I have another round-up post of links at Demography Matters, this one concentrating heavily on migration as it affects cities. An essay will come tomorrow, I promise!
- JSTOR Daily considers the extent to which the Great Migration of African-Americans was a forced migration, driven not just by poverty but by systemic anti-black violence.
- Even as the overall population of Japan continues to decline, the population of Tokyo continues to grow through net migration, Mainichi reports.
- This CityLab article takes look at the potential, actual and lost and potential, of immigration to save the declining Ohio city of Youngstown. Will it, and other cities in the American Rust Belt, be able to take advantage of entrepreneurial and professional immigrants?
- Window on Eurasia notes a somewhat alarmist take on Central Asian immigrant neighbourhoods in Moscow. That immigrant neighbourhoods can become largely self-contained can surprise no one.

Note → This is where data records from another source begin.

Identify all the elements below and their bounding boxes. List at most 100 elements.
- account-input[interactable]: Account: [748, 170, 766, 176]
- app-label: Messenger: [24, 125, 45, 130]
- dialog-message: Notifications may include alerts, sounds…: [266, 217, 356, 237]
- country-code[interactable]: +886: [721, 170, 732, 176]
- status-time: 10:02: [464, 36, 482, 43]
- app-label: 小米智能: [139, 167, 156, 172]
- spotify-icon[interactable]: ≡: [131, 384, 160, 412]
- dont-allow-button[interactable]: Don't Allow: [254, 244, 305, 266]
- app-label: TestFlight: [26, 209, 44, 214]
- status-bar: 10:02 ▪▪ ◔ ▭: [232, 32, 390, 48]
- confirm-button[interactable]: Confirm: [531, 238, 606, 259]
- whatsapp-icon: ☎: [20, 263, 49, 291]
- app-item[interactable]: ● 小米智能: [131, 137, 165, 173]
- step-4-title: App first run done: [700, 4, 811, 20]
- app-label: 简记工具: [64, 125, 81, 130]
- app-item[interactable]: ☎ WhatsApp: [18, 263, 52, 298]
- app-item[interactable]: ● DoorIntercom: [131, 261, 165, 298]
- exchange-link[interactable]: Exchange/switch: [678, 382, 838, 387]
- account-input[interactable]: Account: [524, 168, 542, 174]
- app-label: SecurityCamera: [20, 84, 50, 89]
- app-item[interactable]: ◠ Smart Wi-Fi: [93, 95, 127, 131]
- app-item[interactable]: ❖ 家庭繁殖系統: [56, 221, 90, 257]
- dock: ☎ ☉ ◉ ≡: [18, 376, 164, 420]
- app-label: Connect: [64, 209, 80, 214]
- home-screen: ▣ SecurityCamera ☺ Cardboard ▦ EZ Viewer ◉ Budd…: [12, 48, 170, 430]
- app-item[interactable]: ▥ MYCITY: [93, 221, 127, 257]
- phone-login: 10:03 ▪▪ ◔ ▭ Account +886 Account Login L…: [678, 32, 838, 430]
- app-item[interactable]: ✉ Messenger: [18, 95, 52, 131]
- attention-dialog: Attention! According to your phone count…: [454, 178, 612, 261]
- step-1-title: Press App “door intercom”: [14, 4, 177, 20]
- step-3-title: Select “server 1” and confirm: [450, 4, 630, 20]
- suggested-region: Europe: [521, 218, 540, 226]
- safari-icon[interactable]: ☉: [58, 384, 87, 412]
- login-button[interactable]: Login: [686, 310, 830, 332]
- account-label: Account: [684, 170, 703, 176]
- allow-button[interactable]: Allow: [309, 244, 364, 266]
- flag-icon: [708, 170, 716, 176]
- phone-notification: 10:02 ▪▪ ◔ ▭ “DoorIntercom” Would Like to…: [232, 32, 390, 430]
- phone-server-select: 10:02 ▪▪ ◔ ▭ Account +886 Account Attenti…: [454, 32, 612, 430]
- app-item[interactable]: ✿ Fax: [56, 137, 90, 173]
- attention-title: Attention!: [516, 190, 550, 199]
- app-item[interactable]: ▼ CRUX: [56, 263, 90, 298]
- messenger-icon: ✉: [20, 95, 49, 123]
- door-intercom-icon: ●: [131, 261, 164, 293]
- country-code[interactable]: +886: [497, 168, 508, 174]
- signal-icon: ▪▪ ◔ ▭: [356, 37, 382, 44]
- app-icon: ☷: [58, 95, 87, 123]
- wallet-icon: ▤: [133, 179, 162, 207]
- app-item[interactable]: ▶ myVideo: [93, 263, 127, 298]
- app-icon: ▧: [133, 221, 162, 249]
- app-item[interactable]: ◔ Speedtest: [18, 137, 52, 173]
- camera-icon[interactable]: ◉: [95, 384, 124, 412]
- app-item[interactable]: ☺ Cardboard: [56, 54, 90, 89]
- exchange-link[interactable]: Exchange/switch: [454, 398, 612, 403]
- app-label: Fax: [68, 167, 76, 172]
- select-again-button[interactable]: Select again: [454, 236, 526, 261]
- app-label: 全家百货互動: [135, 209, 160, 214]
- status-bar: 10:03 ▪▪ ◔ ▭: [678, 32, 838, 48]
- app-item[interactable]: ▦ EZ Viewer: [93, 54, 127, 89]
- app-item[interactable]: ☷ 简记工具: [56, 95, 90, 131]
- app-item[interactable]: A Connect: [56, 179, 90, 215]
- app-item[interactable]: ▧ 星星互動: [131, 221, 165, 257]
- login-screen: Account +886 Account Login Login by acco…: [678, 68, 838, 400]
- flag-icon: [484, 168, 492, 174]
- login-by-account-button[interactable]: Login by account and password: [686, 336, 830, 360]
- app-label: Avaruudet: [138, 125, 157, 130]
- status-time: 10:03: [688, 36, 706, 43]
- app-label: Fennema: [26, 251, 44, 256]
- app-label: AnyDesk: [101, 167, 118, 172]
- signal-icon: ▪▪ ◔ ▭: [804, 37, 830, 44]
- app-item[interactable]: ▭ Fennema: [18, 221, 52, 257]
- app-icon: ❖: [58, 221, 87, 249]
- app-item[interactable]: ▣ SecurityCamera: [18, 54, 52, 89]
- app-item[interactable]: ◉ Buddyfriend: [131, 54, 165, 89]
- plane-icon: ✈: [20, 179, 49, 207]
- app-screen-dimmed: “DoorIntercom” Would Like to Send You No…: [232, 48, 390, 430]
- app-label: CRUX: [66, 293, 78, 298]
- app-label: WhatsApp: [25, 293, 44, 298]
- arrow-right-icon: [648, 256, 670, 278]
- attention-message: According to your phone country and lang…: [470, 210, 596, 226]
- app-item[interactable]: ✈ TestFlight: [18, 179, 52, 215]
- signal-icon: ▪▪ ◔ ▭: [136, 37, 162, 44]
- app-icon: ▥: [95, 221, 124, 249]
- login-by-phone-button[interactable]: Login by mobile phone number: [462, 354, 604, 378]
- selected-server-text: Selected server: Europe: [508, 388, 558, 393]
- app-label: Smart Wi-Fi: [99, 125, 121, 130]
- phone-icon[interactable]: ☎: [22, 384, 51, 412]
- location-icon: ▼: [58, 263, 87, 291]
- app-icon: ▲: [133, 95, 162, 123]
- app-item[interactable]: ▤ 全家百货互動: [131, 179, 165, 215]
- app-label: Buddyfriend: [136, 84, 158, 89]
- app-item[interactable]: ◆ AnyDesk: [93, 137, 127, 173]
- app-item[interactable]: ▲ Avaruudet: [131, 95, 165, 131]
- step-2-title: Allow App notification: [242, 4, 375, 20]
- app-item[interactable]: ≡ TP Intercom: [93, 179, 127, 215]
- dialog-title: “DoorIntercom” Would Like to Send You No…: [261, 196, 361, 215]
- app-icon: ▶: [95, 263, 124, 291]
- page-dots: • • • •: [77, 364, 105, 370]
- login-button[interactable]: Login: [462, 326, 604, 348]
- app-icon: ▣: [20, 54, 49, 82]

- Guardian Cities notes how tensions between police and locals in the Bairro do Jamaico in Lisbon reveal problems of integration for African immigrants and their descendants.
- Carmen Arroyo at Inter Press Service writes about Pedro, a migrant from Oaxaca in Mexico who has lived in New York City for a dozen years without papers.
- CBC Prince Edward Island notes that immigration retention rates on PEI, while low, are rising, perhaps showing the formation of durable immigrant communities. Substantial international migration to Prince Edward Island is only just starting, after all.
- The industrial northern Ontario city of Sault Sainte-Marie, in the wake of the closure of the General Motors plant in the Toronto-area industrial city of Oshawa, was reported by Global News to have hopes to recruit former GM workers from Oshawa to live in that less expensive city.
- Atlas Obscura examines the communities being knitted together across the world by North American immigrants from the Caribbean of at least partial Hakka descent. The complex history of this diaspora fascinates me.